Sempre que o Relator verifique que não foram preenchidos os pressupostos de interposição de recurso, pode proferir decisão sumária de não conhecimento, conforme resulta do n.º 1 do artigo 78º-A da LTC.
3. Em primeiro lugar, a questão que se reporta à contrariedade entre a manutenção nos autos de uma “ficha biográfica” do recorrente e os artigos 1º, 13º, 32º, 202º e 205º da Constituição da República Portuguesa (CRP) e o artigo 5º da Convenção Europeia dos Direitos do Homem não se reveste de qualquer natureza normativa. Com efeito, o recorrente imputa ao próprio ato processual de inclusão do referido documento nos autos essa antinomia constitucional, não identificando uma específica norma jurídica que pudesse ser acusada de violação do parâmetro de normatividade constitucional aplicável. Sucede que o n.º 1 do artigo 277º da CRP só admite a fiscalização da constitucionalidade de “normas jurídicas”, razão pela qual o Tribunal Constitucional não pode conhecer do objeto, quanto a esta parte, em função de o mesmo se encontrar desprovido de qualquer dimensão normativa.
Em segundo lugar, apesar de remeter para a “interpretação normativa expendida na Douta Decisão” (§ 5, a fls. 480), o recorrente vem depois complementar essa afirmação, explicitando que o princípio da livre apreciação da prova (cfr. artigo 127º do CPP) teria sido interpretado no sentido de permitir a condenação, pela prática de um crime, com base exclusiva no “depoimento de uma única pessoa, in casu a Ofendida” (§ 3, a fls. 480).
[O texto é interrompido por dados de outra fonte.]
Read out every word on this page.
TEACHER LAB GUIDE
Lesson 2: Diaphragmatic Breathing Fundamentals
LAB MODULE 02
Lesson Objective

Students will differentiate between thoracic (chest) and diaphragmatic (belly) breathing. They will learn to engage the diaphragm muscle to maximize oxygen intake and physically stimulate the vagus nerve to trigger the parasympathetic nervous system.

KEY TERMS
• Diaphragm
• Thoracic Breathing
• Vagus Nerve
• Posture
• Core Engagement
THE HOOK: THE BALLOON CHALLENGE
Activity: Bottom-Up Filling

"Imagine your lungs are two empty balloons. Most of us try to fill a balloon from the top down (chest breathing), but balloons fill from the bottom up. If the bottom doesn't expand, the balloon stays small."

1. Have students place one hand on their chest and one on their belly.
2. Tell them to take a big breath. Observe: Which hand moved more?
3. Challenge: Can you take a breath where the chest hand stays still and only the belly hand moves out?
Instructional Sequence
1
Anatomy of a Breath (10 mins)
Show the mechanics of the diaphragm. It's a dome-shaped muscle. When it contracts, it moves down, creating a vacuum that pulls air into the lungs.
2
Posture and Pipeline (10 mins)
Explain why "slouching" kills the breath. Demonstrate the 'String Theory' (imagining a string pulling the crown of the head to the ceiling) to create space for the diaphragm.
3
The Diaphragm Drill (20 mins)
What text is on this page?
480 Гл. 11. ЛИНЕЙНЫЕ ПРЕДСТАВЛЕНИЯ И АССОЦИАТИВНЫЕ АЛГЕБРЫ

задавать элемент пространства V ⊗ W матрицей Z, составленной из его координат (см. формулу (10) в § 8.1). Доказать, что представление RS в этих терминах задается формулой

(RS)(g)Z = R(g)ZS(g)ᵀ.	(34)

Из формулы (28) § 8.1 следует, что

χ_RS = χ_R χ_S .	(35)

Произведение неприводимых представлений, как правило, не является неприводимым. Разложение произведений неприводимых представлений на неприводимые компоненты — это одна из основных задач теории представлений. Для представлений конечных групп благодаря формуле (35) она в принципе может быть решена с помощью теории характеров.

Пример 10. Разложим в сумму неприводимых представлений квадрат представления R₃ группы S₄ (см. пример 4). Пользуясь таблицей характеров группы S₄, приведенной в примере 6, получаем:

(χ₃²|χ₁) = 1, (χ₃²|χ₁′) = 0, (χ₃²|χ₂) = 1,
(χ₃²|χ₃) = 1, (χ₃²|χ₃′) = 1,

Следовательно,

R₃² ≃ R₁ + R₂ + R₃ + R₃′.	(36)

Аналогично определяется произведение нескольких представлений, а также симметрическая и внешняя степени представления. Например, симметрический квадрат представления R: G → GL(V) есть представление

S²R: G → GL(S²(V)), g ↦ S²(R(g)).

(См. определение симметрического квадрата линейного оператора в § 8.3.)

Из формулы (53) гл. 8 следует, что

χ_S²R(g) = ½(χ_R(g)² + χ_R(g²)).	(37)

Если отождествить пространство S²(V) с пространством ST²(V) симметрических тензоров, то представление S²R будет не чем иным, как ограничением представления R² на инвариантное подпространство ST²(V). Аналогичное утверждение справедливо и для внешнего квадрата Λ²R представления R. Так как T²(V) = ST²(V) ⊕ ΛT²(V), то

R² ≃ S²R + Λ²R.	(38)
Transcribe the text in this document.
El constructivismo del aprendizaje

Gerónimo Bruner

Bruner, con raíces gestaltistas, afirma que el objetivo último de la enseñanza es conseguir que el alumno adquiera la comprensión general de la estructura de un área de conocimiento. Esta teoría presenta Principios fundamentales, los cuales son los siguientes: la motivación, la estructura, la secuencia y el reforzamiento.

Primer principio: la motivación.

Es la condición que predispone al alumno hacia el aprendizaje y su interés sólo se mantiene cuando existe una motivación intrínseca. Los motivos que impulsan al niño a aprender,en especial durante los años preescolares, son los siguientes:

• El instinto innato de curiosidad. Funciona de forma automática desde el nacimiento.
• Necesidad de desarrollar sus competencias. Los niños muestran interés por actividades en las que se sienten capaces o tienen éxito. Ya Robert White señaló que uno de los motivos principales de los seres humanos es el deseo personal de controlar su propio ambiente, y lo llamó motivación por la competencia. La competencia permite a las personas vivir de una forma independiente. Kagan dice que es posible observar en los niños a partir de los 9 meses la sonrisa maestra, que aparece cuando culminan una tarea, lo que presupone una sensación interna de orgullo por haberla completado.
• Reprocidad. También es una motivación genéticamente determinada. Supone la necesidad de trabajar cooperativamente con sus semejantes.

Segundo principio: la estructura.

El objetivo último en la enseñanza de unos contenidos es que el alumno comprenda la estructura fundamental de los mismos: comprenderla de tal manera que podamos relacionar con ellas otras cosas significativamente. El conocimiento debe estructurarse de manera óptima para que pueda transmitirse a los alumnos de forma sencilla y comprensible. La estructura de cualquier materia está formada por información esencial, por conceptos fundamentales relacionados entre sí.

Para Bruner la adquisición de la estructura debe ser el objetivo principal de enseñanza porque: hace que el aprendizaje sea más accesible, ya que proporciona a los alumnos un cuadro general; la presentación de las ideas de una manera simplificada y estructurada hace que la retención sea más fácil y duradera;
Ora, a leitura da decisão recorrida permite verificar que tal não foi o entendimento acolhido pela mesma. Pelo contrário, ali se esclareceu que:
«Com relevância nesta sede mostrou-se, igualmente, o depoimento testemunhal de B., sobrinha da assistente, que confirmou ter acompanhado a sua tia ao banco, tê-la auxiliado, em momento subsequente, já em casa, na contagem dos € 120.000,00 (cento e vinte mil euros), bem como ter acompanhado a assistente na deslocação ao Centro Comercial Fonte Nova, tendo presenciado a conversa que esta aí manteve com o arguido, bem como a entrega a este da aludida quantia monetária, justificando, desta forma, a testemunha, nesta parte, a razão do seu conhecimento direto dos factos. (…)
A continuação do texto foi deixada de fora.